Detection of internet of things network attacks by hybrid deep learning (CNN-LSTM) algorithm to enhance security – Scientific Reports

The Internet of Things is exploding in scale—and so are the security risks. Botnet campaigns that conscript vulnerable devices can cripple networks and compromise sensitive data. A new study proposes a hybrid deep learning model that marries Convolutional Neural Networks (CNNs) with Long Short-Term Memory (LSTM) networks to spot these threats with remarkable precision. Trained and validated on the widely used BoT-IoT dataset, the approach tackles both feature richness and temporal dynamics, delivering standout results on balanced and imbalanced traffic.

Why it matters

Traditional detection systems often miss fast-evolving botnet behaviors, especially in noisy, heterogeneous IoT traffic. The hybrid CNN-LSTM architecture addresses this by learning both spatial patterns in features and time-dependent signatures in flows—two ingredients that are crucial for reliable attack identification in the real world.

The hybrid approach: CNN meets LSTM

The model pipeline is designed to capture complementary signals:

• CNN layers extract discriminative feature patterns from network traffic, filtering noise and highlighting structures that correlate with malicious activity.
• LSTM layers model temporal dependencies, tracking how behaviors evolve across sequences to differentiate benign bursts from orchestrated botnet operations.

This pairing improves representation learning and temporal pattern recognition beyond what standalone CNNs or LSTMs typically achieve, resulting in more accurate and robust classification.

Data, balancing, and feature engineering

The researchers use the publicly available BoT-IoT dataset, which contains diverse attack types and traffic resembling real-world conditions. Two key preprocessing strategies strengthen the training signal:

• Feature Engineering (FE): Curated transformations reduce noise and enhance the most informative attributes, improving model focus and generalization.
• SMOTE for class imbalance: Synthetic Minority Over-sampling Technique generates realistic samples of underrepresented classes, mitigating skew and helping the model learn minority attack patterns more effectively.

Experiments are conducted on both unbalanced data and a balanced dataset (D2), enabling a clear assessment of performance across operational conditions.

Results at a glance

On the balanced dataset (D2), the CNN-LSTM hybrid achieves:

• Accuracy: 99.77%
• PR-AUC: 100%
• ROC-AUC: 99.99%

Crucially, the model also performs well on imbalanced data, underscoring its generalizability to production settings where attack traffic is relatively rare.

Beating the baselines

Compared with classical machine learning and single-architecture deep learning baselines, the hybrid model consistently leads on key metrics. The gains stem from:

• Richer feature representation: CNN layers distill subtle, high-variance signals embedded in complex IoT traffic.
• Superior temporal reasoning: LSTM layers track sequential dependencies that static models often overlook.
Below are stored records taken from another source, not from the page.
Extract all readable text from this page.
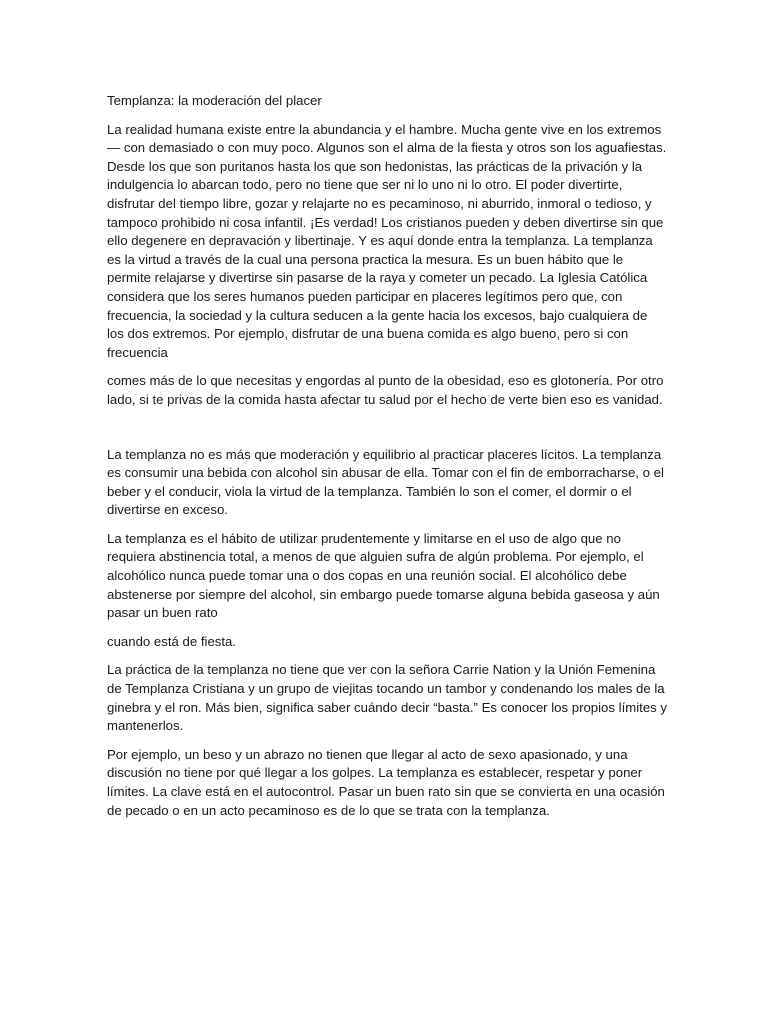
Templanza: la moderación del placer

La realidad humana existe entre la abundancia y el hambre. Mucha gente vive en los extremos — con demasiado o con muy poco. Algunos son el alma de la fiesta y otros son los aguafiestas. Desde los que son puritanos hasta los que son hedonistas, las prácticas de la privación y la indulgencia lo abarcan todo, pero no tiene que ser ni lo uno ni lo otro. El poder divertirte, disfrutar del tiempo libre, gozar y relajarte no es pecaminoso, ni aburrido, inmoral o tedioso, y tampoco prohibido ni cosa infantil. ¡Es verdad! Los cristianos pueden y deben divertirse sin que ello degenere en depravación y libertinaje. Y es aquí donde entra la templanza. La templanza es la virtud a través de la cual una persona practica la mesura. Es un buen hábito que le permite relajarse y divertirse sin pasarse de la raya y cometer un pecado. La Iglesia Católica considera que los seres humanos pueden participar en placeres legítimos pero que, con frecuencia, la sociedad y la cultura seducen a la gente hacia los excesos, bajo cualquiera de los dos extremos. Por ejemplo, disfrutar de una buena comida es algo bueno, pero si con frecuencia

comes más de lo que necesitas y engordas al punto de la obesidad, eso es glotonería. Por otro lado, si te privas de la comida hasta afectar tu salud por el hecho de verte bien eso es vanidad.

La templanza no es más que moderación y equilibrio al practicar placeres lícitos. La templanza es consumir una bebida con alcohol sin abusar de ella. Tomar con el fin de emborracharse, o el beber y el conducir, viola la virtud de la templanza. También lo son el comer, el dormir o el divertirse en exceso.

La templanza es el hábito de utilizar prudentemente y limitarse en el uso de algo que no requiera abstinencia total, a menos de que alguien sufra de algún problema. Por ejemplo, el alcohólico nunca puede tomar una o dos copas en una reunión social. El alcohólico debe abstenerse por siempre del alcohol, sin embargo puede tomarse alguna bebida gaseosa y aún pasar un buen rato

cuando está de fiesta.

La práctica de la templanza no tiene que ver con la señora Carrie Nation y la Unión Femenina de Templanza Cristiana y un grupo de viejitas tocando un tambor y condenando los males de la ginebra y el ron. Más bien, significa saber cuándo decir “basta.” Es conocer los propios límites y mantenerlos.

Por ejemplo, un beso y un abrazo no tienen que llegar al acto de sexo apasionado, y una discusión no tiene por qué llegar a los golpes. La templanza es establecer, respetar y poner límites. La clave está en el autocontrol. Pasar un buen rato sin que se convierta en una ocasión de pecado o en un acto pecaminoso es de lo que se trata con la templanza.
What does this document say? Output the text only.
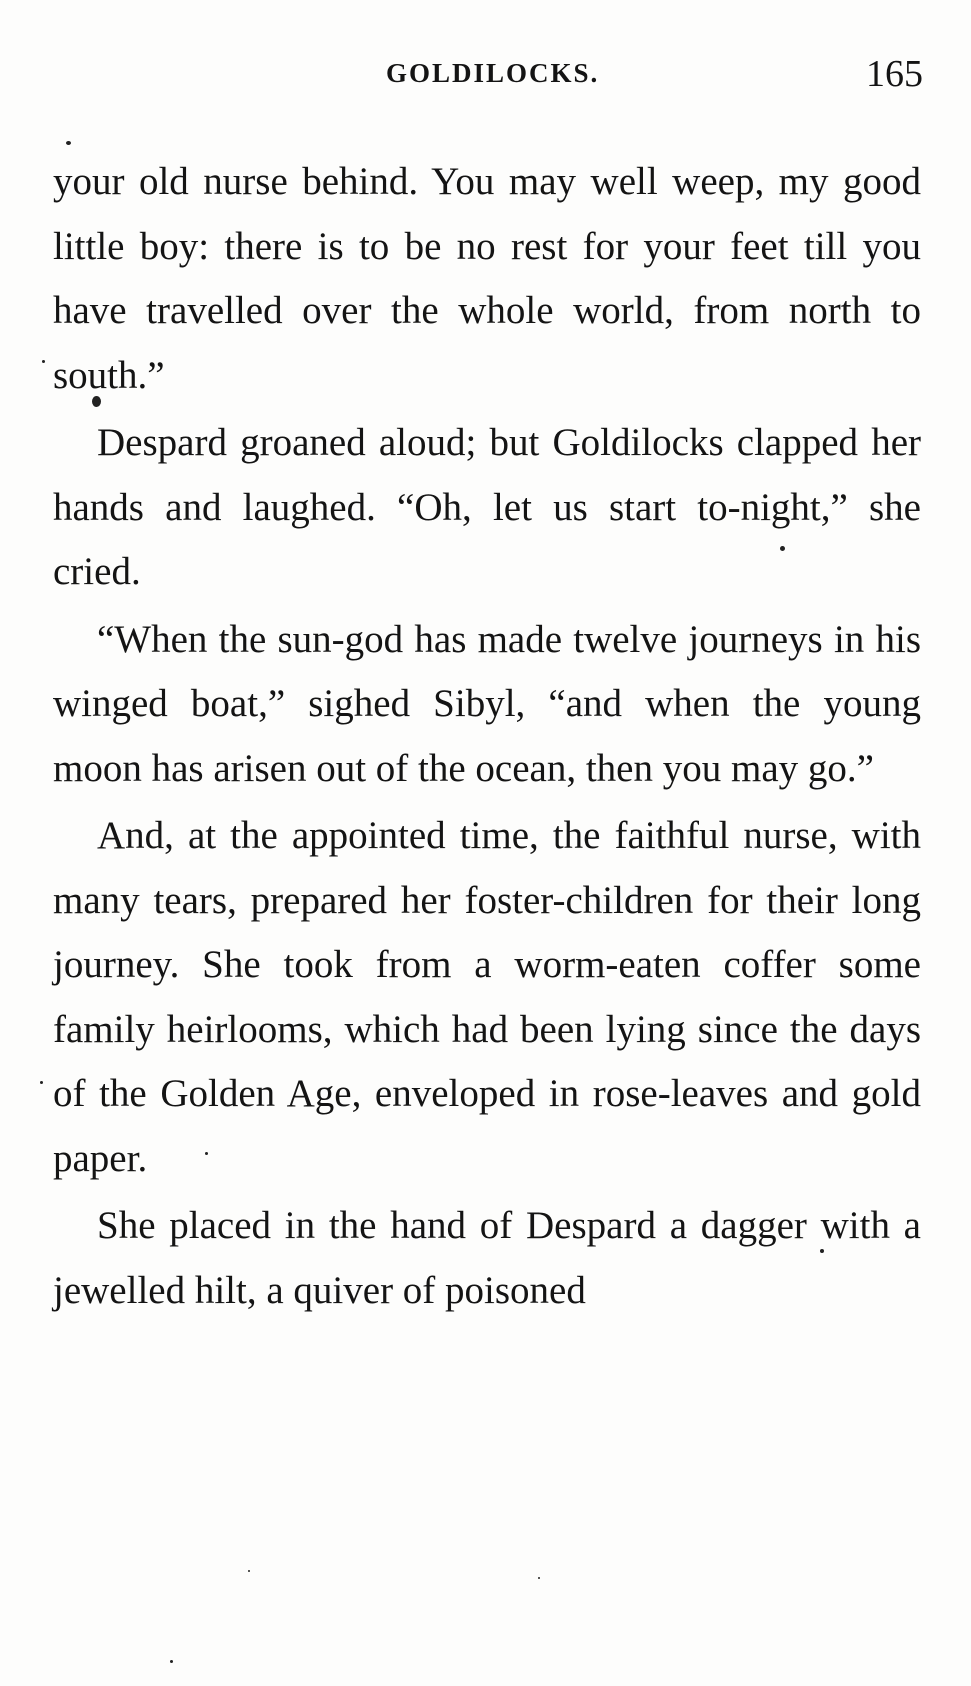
GOLDILOCKS.	165

your old nurse behind. You may well weep, my good little boy: there is to be no rest for your feet till you have travelled over the whole world, from north to south.”

Despard groaned aloud; but Goldilocks clapped her hands and laughed. “Oh, let us start to-night,” she cried.

“When the sun-god has made twelve journeys in his winged boat,” sighed Sibyl, “and when the young moon has arisen out of the ocean, then you may go.”

And, at the appointed time, the faithful nurse, with many tears, prepared her foster-children for their long journey. She took from a worm-eaten coffer some family heirlooms, which had been lying since the days of the Golden Age, enveloped in rose-leaves and gold paper.

She placed in the hand of Despard a dagger with a jewelled hilt, a quiver of poisoned
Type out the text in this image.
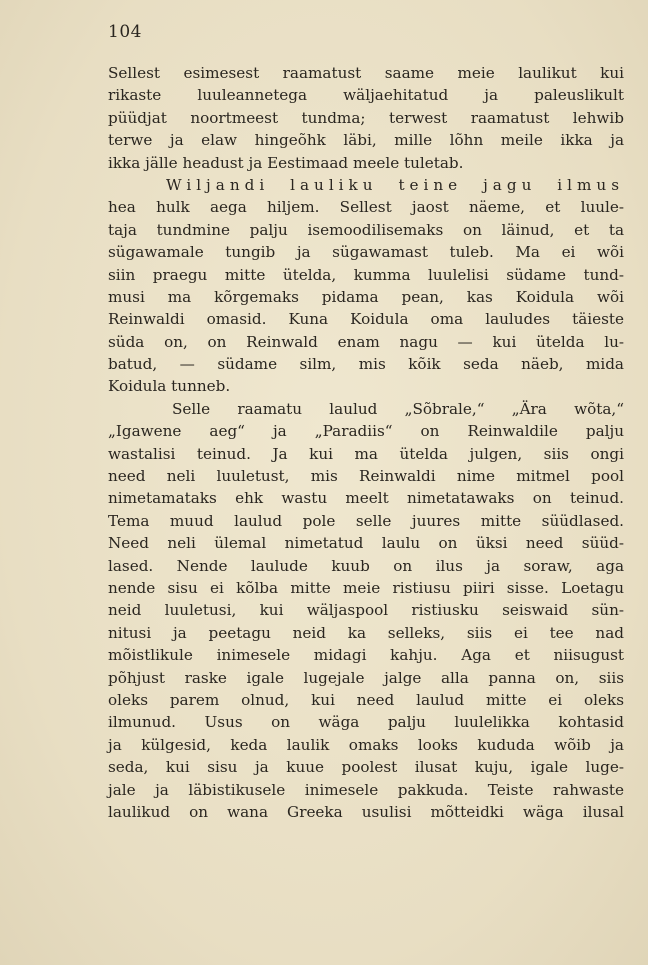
104
Sellest esimesest raamatust saame meie laulikut kui
rikaste luuleannetega wäljaehitatud ja paleuslikult
püüdjat noortmeest tundma; terwest raamatust lehwib
terwe ja elaw hingeõhk läbi, mille lõhn meile ikka ja
ikka jälle headust ja Eestimaad meele tuletab.
Wiljandi lauliku teine jagu ilmus
hea hulk aega hiljem. Sellest jaost näeme, et luule-
taja tundmine palju isemoodilisemaks on läinud, et ta
sügawamale tungib ja sügawamast tuleb. Ma ei wõi
siin praegu mitte ütelda, kumma luulelisi südame tund-
musi ma kõrgemaks pidama pean, kas Koidula wõi
Reinwaldi omasid. Kuna Koidula oma lauludes täieste
süda on, on Reinwald enam nagu — kui ütelda lu-
batud, — südame silm, mis kõik seda näeb, mida
Koidula tunneb.
Selle raamatu laulud „Sõbrale,“ „Ära wõta,“
„Igawene aeg“ ja „Paradiis“ on Reinwaldile palju
wastalisi teinud. Ja kui ma ütelda julgen, siis ongi
need neli luuletust, mis Reinwaldi nime mitmel pool
nimetamataks ehk wastu meelt nimetatawaks on teinud.
Tema muud laulud pole selle juures mitte süüdlased.
Need neli ülemal nimetatud laulu on üksi need süüd-
lased. Nende laulude kuub on ilus ja soraw, aga
nende sisu ei kõlba mitte meie ristiusu piiri sisse. Loetagu
neid luuletusi, kui wäljaspool ristiusku seiswaid sün-
nitusi ja peetagu neid ka selleks, siis ei tee nad
mõistlikule inimesele midagi kahju. Aga et niisugust
põhjust raske igale lugejale jalge alla panna on, siis
oleks parem olnud, kui need laulud mitte ei oleks
ilmunud. Usus on wäga palju luulelikka kohtasid
ja külgesid, keda laulik omaks looks kududa wõib ja
seda, kui sisu ja kuue poolest ilusat kuju, igale luge-
jale ja läbistikusele inimesele pakkuda. Teiste rahwaste
laulikud on wana Greeka usulisi mõtteidki wäga ilusal
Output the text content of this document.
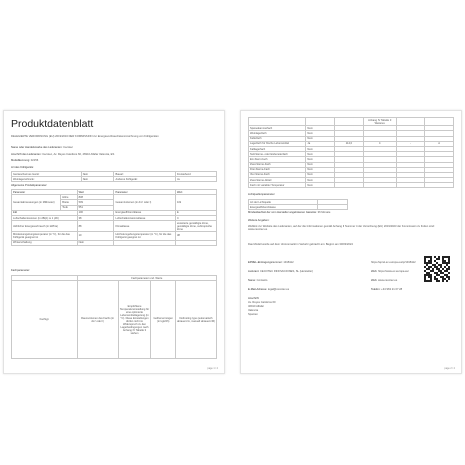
Produktdatenblatt
DELEGIERTE VERORDNUNG (EU) 2019/2016 DER KOMMISSION zur Energieverbrauchskennzeichnung von Kühlgeräten
Name oder Handelsmarke des Lieferanten: Cecotec
Anschrift des Lieferanten: Cecotec, Av. Reyes Catolicos 60, 46910 Alfafar Valencia, ES
Modellkennung: 02156
Art des Kühlgeräts:
Geräuscharmes Gerät:	Nein	Bauart:	Freistehend
Weinlagerschrank:	Nein	Anderes Kühlgerät:	Ja
Allgemeine Produktparameter:
Parameter		Wert	Parameter	Wert
Gesamtabmessungen (in Millimeter)	Höhe	838	Gesamtvolumen (in dm³ oder l)	119
	Breite	509		
	Tiefe	551		
EEI		100	Energieeffizienzklasse	E
Luftschallemissionen (in dB(A) re 1 pW)		38	Luftschallemissionsklasse	C
Jährlicher Energieverbrauch (in kWh/a)		88	Klimaklasse	erweiterte gemäßigte Zone, gemäßigte Zone, subtropische Zone
Mindestumgebungstemperatur (in °C), für die das Kühlgerät geeignet ist		10	Höchstumgebungstemperatur (in °C), für die das Kühlgerät geeignet ist	38
Winterschaltung		Nein		
Fachparameter:
	Fachparameter und -Werte			
Fachtyp	Raumvolumen des Fachs (in dm³ oder l)	Empfohlene Temperatureinstellung für eine optimierte Lebensmittellagerung (in °C). Diese Einstellungen dürfen nicht im Widerspruch zu den Lagerbedingungen nach Anhang IV Tabelle 3 stehen	Gefriervermögen (in kg/24h)	Defrosting type (automatisch abtauen=A, manuell abtauen=M)
page 1 / 2
			Anhang IV Tabelle 3 Weiteres		
Speisekammerfach	Nein				
Weinlagerfach	Nein				
Kellerfach	Nein				
Lagerfach für frische Lebensmittel	Ja	114,0	4	-	A
Kaltlagerfach	Nein				
Null-Sterne- oder Eisbereiterfach	Nein				
Ein-Stern-Fach	Nein				
Zwei-Sterne-Fach	Nein				
Drei-Sterne-Fach	Nein				
Vier-Sterne-Fach	Nein				
Zwei-Sterne-Abteil	Nein				
Fach mit variabler Temperatur	Nein				
Lichtquellenparameter
Art der Lichtquelle	
Energieeffizienzklasse	
Mindestlaufzeit der vom Hersteller angebotenen Garantie: 36 Monate
Weitere Angaben:
Weblink zur Website des Lieferanten, auf der die Informationen gemäß Anhang II Nummer 4 der Verordnung (EU) 2019/2023 der Kommission zu finden sind: www.cecotec.es
Das Modell wurde auf dem Unionsmarkt in Verkehr gebracht am: Beginn am 30/03/2024
EPREL-Eintragungsnummer: 1918112	https://eprel.ec.europa.eu/qr/1918112
Lieferant: CECOTEC INNOVACIONES, SL (Hersteller)	Web: https://www.ec.europa.eu/
Name: Contacto	Web: www.cecotec.es
E-Mail-Adresse: legal@cecotec.es	Telefon: +34 963 21 07 28
Anschrift:
Av. Reyes Catolicos 60
46910 Alfafar
Valencia
Spanien
page 2 / 2
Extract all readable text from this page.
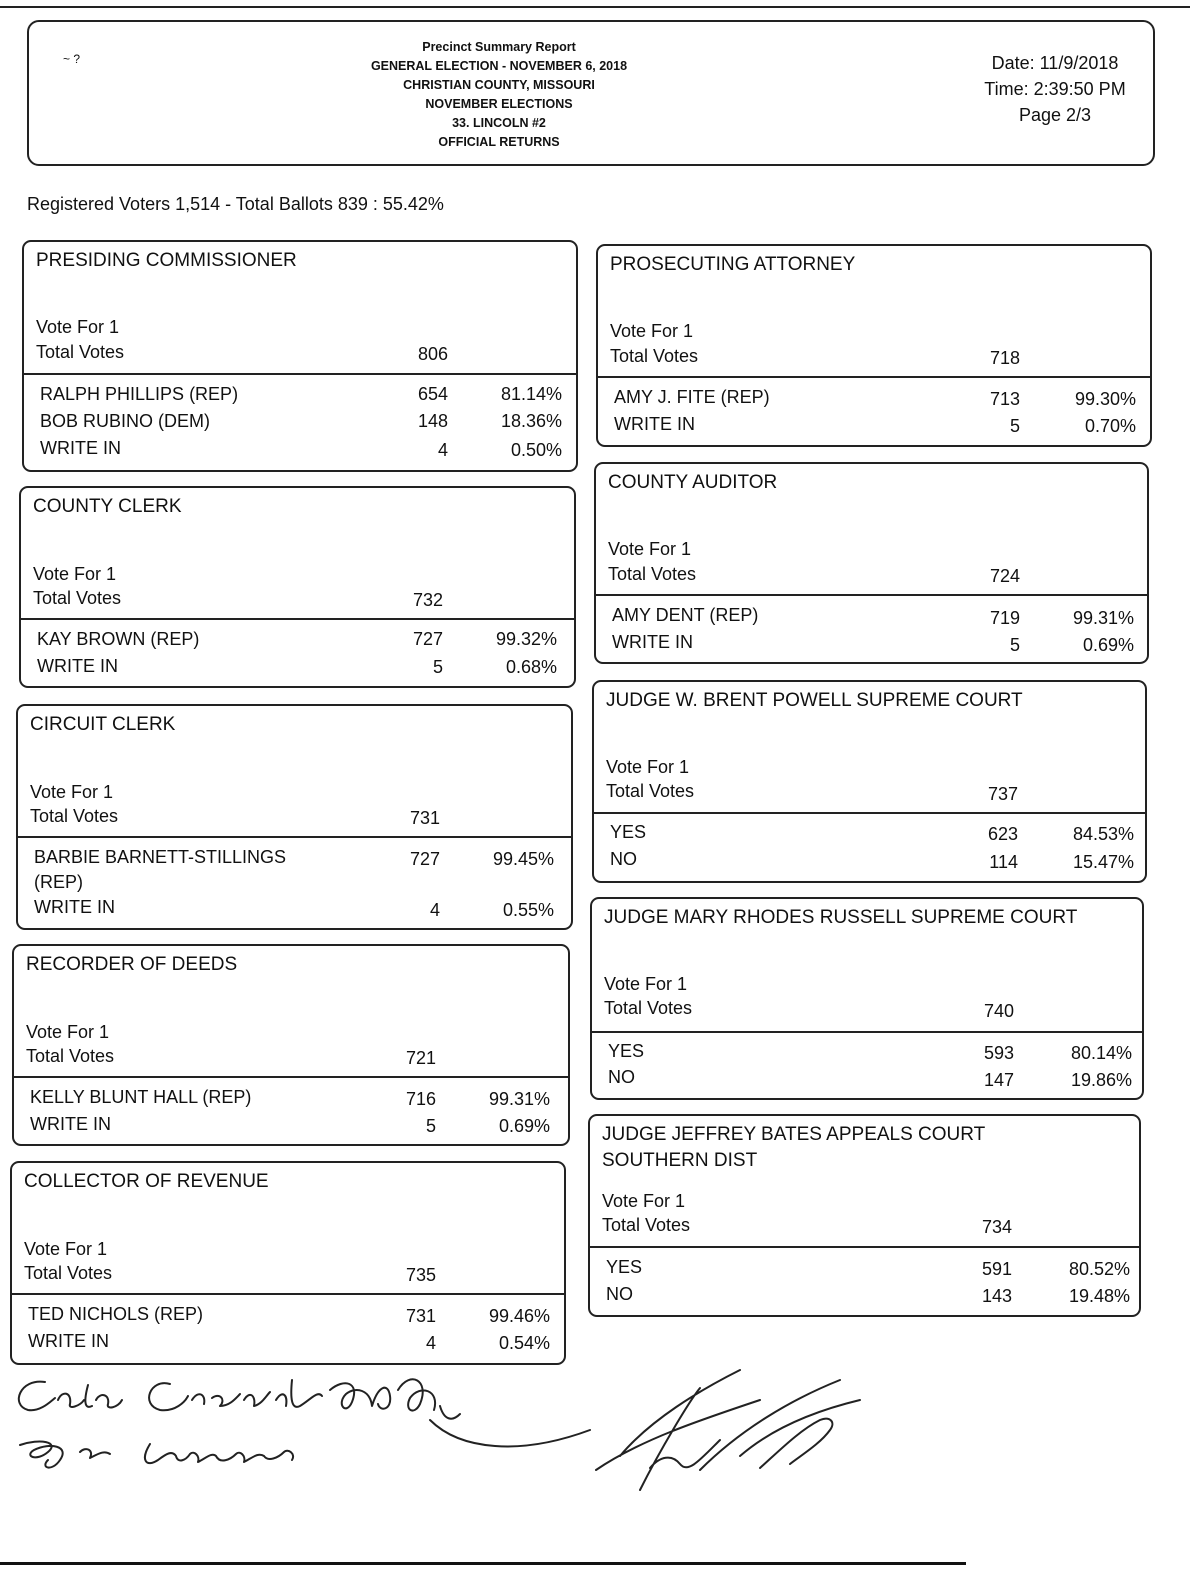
~ ?
Precinct Summary Report
GENERAL ELECTION - NOVEMBER 6, 2018
CHRISTIAN COUNTY, MISSOURI
NOVEMBER ELECTIONS
33. LINCOLN #2
OFFICIAL RETURNS
Date: 11/9/2018
Time: 2:39:50 PM
Page 2/3
Registered Voters 1,514 - Total Ballots 839 : 55.42%
PRESIDING COMMISSIONER
Vote For 1
Total Votes	806
RALPH PHILLIPS (REP)	654	81.14%
BOB RUBINO (DEM)	148	18.36%
WRITE IN	4	0.50%
COUNTY CLERK
Vote For 1
Total Votes	732
KAY BROWN (REP)	727	99.32%
WRITE IN	5	0.68%
CIRCUIT CLERK
Vote For 1
Total Votes	731
BARBIE BARNETT-STILLINGS
(REP)
727	99.45%
WRITE IN	4	0.55%
RECORDER OF DEEDS
Vote For 1
Total Votes	721
KELLY BLUNT HALL (REP)	716	99.31%
WRITE IN	5	0.69%
COLLECTOR OF REVENUE
Vote For 1
Total Votes	735
TED NICHOLS (REP)	731	99.46%
WRITE IN	4	0.54%
PROSECUTING ATTORNEY
Vote For 1
Total Votes	718
AMY J. FITE (REP)	713	99.30%
WRITE IN	5	0.70%
COUNTY AUDITOR
Vote For 1
Total Votes	724
AMY DENT (REP)	719	99.31%
WRITE IN	5	0.69%
JUDGE W. BRENT POWELL SUPREME COURT
Vote For 1
Total Votes	737
YES	623	84.53%
NO	114	15.47%
JUDGE MARY RHODES RUSSELL SUPREME COURT
Vote For 1
Total Votes	740
YES	593	80.14%
NO	147	19.86%
JUDGE JEFFREY BATES APPEALS COURT
SOUTHERN DIST
Vote For 1
Total Votes	734
YES	591	80.52%
NO	143	19.48%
The result is a significant lift in detection fidelity for multiple attack categories, reducing false negatives without inflating false positives—vital for security teams aiming to minimize alert fatigue.

Scalability and interpretability

The architecture is designed with deployment in mind. CNNs offer efficient parallelization, while LSTMs handle sequence modeling without a prohibitive computational footprint. The modular structure also supports interpretability: separating spatial and temporal components helps practitioners understand which aspects of traffic drive decisions, a plus for incident response and compliance.

What sets this work apart

• End-to-end pipeline: From feature engineering to imbalance handling (SMOTE), the workflow is tuned for messy, real-world IoT environments.
• Robust evaluation: Performance is demonstrated on both balanced and unbalanced settings, not just cherry-picked scenarios.
• Production relevance: Strong metrics, generalization on skewed data, and a scalable design make it practical for SOC and NOC workflows.

Implications for IoT defenders

For operators grappling with sprawling device fleets, this CNN-LSTM model offers a powerful blueprint: combine spatial and temporal deep learning, invest in thoughtful feature engineering, and address class imbalance head-on. The payoff is clear—near-perfect discrimination on benchmarked traffic and resilience when conditions are less than ideal.

Bottom line

The proposed CNN-LSTM hybrid model sets a high bar for botnet detection in IoT networks. By uniting strong feature extraction with temporal insight—and validating on a realistic dataset with both balanced and imbalanced regimes—it delivers accuracy and reliability that surpass conventional baselines. For organizations seeking scalable, interpretable, and production-ready defenses, this approach represents a compelling next step in securing the Internet of Things.